Grassley is, nonetheless, making life miserable for the money-spenders across the river, and chipping away at Defense Secretary Caspar W. Weinberger's reputation as "Cap the Knife." Weinberger is as astonished as the Democrats, who so bitterly mourned Grassley's 1980 victory over liberal incumbent John C. Culver.
Grassley, a gawky, inarticulate former state legislator, is proving as much a problem as Culver ever was, and nobody can call him "soft on defense," the charge he leveled against Culver in their campaign.
Weinberger has only himself to blame for this situation. It all began last December, when Grassley, who is usually preoccupied with agricultural matters, heretically proposed a freeze on all spending, including the Pentagon's. Grassley said he wanted to subject Defense Department ledgers to the same scrutiny his kind usually reserves for the food-stamp program.
He got that off-the-wall idea from having read the cost analyses prepared by a program analysis and evaluation officer named Franklin Charles (Chuck) Spinney. Spinney pointed out, to the fury of his superiors, that the $1.5 trillion defense expenditures projected over the next five years, will cost at least $500 billion more.

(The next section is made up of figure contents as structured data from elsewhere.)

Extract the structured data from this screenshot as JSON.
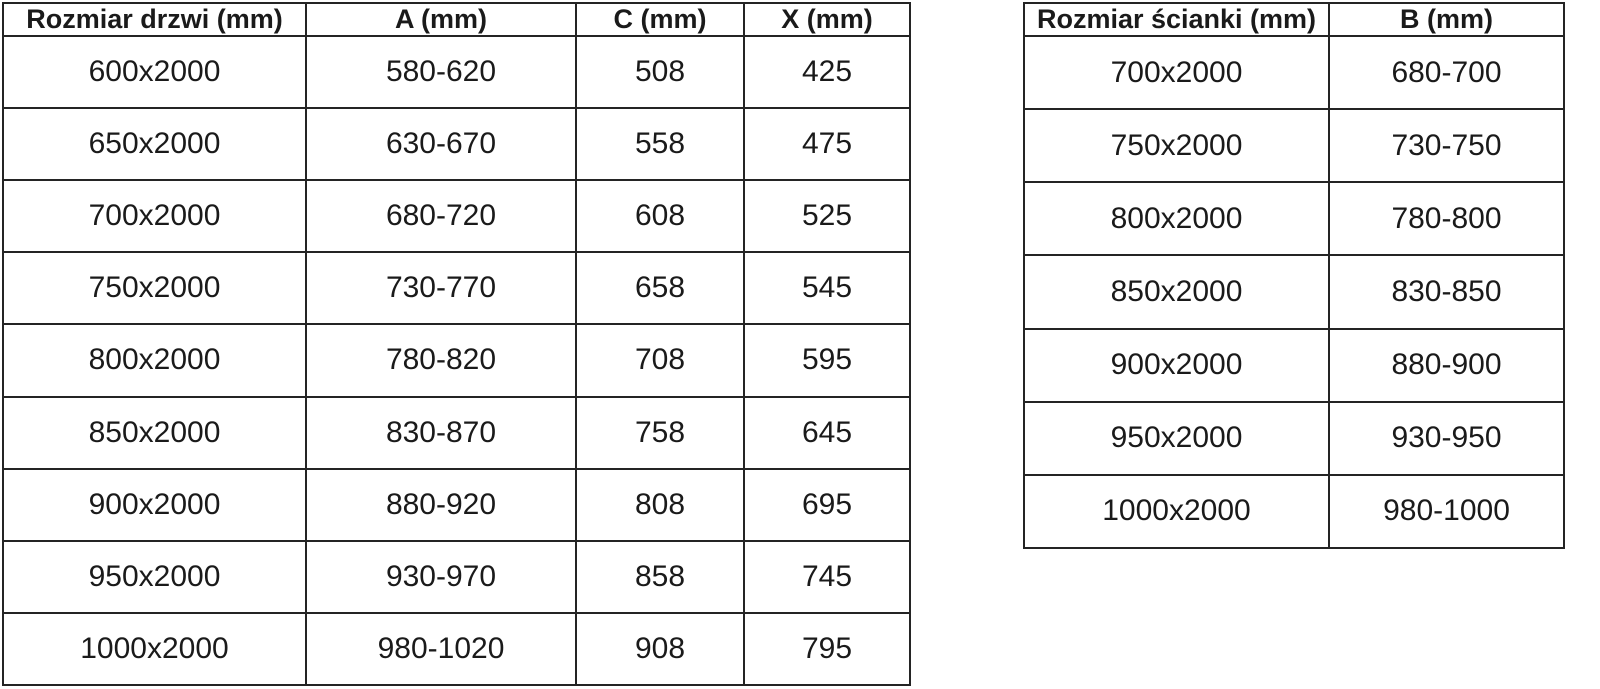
{
  "door_table": {
    "headers": [
      "Rozmiar drzwi (mm)",
      "A (mm)",
      "C (mm)",
      "X (mm)"
    ],
    "rows": [
      [
        "600x2000",
        "580-620",
        "508",
        "425"
      ],
      [
        "650x2000",
        "630-670",
        "558",
        "475"
      ],
      [
        "700x2000",
        "680-720",
        "608",
        "525"
      ],
      [
        "750x2000",
        "730-770",
        "658",
        "545"
      ],
      [
        "800x2000",
        "780-820",
        "708",
        "595"
      ],
      [
        "850x2000",
        "830-870",
        "758",
        "645"
      ],
      [
        "900x2000",
        "880-920",
        "808",
        "695"
      ],
      [
        "950x2000",
        "930-970",
        "858",
        "745"
      ],
      [
        "1000x2000",
        "980-1020",
        "908",
        "795"
      ]
    ]
  },
  "wall_table": {
    "headers": [
      "Rozmiar ścianki (mm)",
      "B (mm)"
    ],
    "rows": [
      [
        "700x2000",
        "680-700"
      ],
      [
        "750x2000",
        "730-750"
      ],
      [
        "800x2000",
        "780-800"
      ],
      [
        "850x2000",
        "830-850"
      ],
      [
        "900x2000",
        "880-900"
      ],
      [
        "950x2000",
        "930-950"
      ],
      [
        "1000x2000",
        "980-1000"
      ]
    ]
  },
  "colors": {
    "text": "#1a1a1a",
    "border": "#242424",
    "background": "#ffffff"
  }
}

Grassley wanted to talk to Spinney.
Repeated applications to the Pentagon resulted only in the proffer of surrogate witnesses, presumably people with more tolerant views of the Pentagon's procurement practices.
Finally, in his frustration, Grassley, one January day, climbed into his car and drove over to the Pentagon. He negotiated his way through the maze to the anteroom of Spinney's office. There the door was barred. Spinney's boss, Dr. David Chu, came flying out to flag him down.
"You can't talk to Spinney, he's a civil servant," Chu told Grassley.
The next day, Weinberger was on the phone, assuring Grassley he really didn't want to talk to "them--the people who are out to get us."
With the help of three fellow members of the Senate Budget Committee, Grassley forced a Spinney appearance on the Hill. The cost-cutter, who was being subjected to the reprisals historically accorded Pentagon whistle blowers, told the senators that the Defense Department was soaking the taxpayers, and would continue to do so under its present procedures. Spinney got on the cover of Time magazine.
Sometime later, President Reagan invited Grassley, with other members of the Budget Committee, to the White House so he could talk "reason" to them about Pentagon spending. Grassley, eyewitnesses report, pounded the table and said, "You haven't made your case, Mr. President."
In the recent debate on the defense bill, a Grassley amendment passed that could clip the wings of the B1, the controversial bomber that Culver had helped to shoot down during the Carter years. Grassley's amendment exacts the reestimate of the whole $30 billion cost, and the release to Congress of all cost data. Armed Services Committee Chairman John G. Tower (R-Tex.) came up on the floor and told Grassley he didn't know what he was talking about, but Grassley just looked at him with his ice-colored eyes.
His new activity plays well in the cornfields. Grassley says that people who tell him they never voted for him and never will, let him know they like what he is doing. Ordinary citizens can't figure out the intricacies of Pentagon contracts, but they can follow the spare parts scandal without any trouble. Grassley brought to light such items as the 4-cent electric diode for which the Sperry Corp. charged $109. His Iowa approval rating has jumped from 40 to 70 percent.
When Weinberger issued a whole new set of "Ten Commandments" that he said would curb the greedy contractors, Grassley promptly held a news conference and denounced them as "toothless" and "vague."
Further, he is introducing a "creeping capitalism" bill, which would require that 70 percent of all Pentagon contracts eventually be subject to competitive bidding. At present, only 6 percent go through marketplace negotiation.
After his news conference, Grassley hurried to join a delegation bound for the White House. Its mission: to persuade Reagan to be faithful to his conservative principles, especially as applied to school prayer and abortion.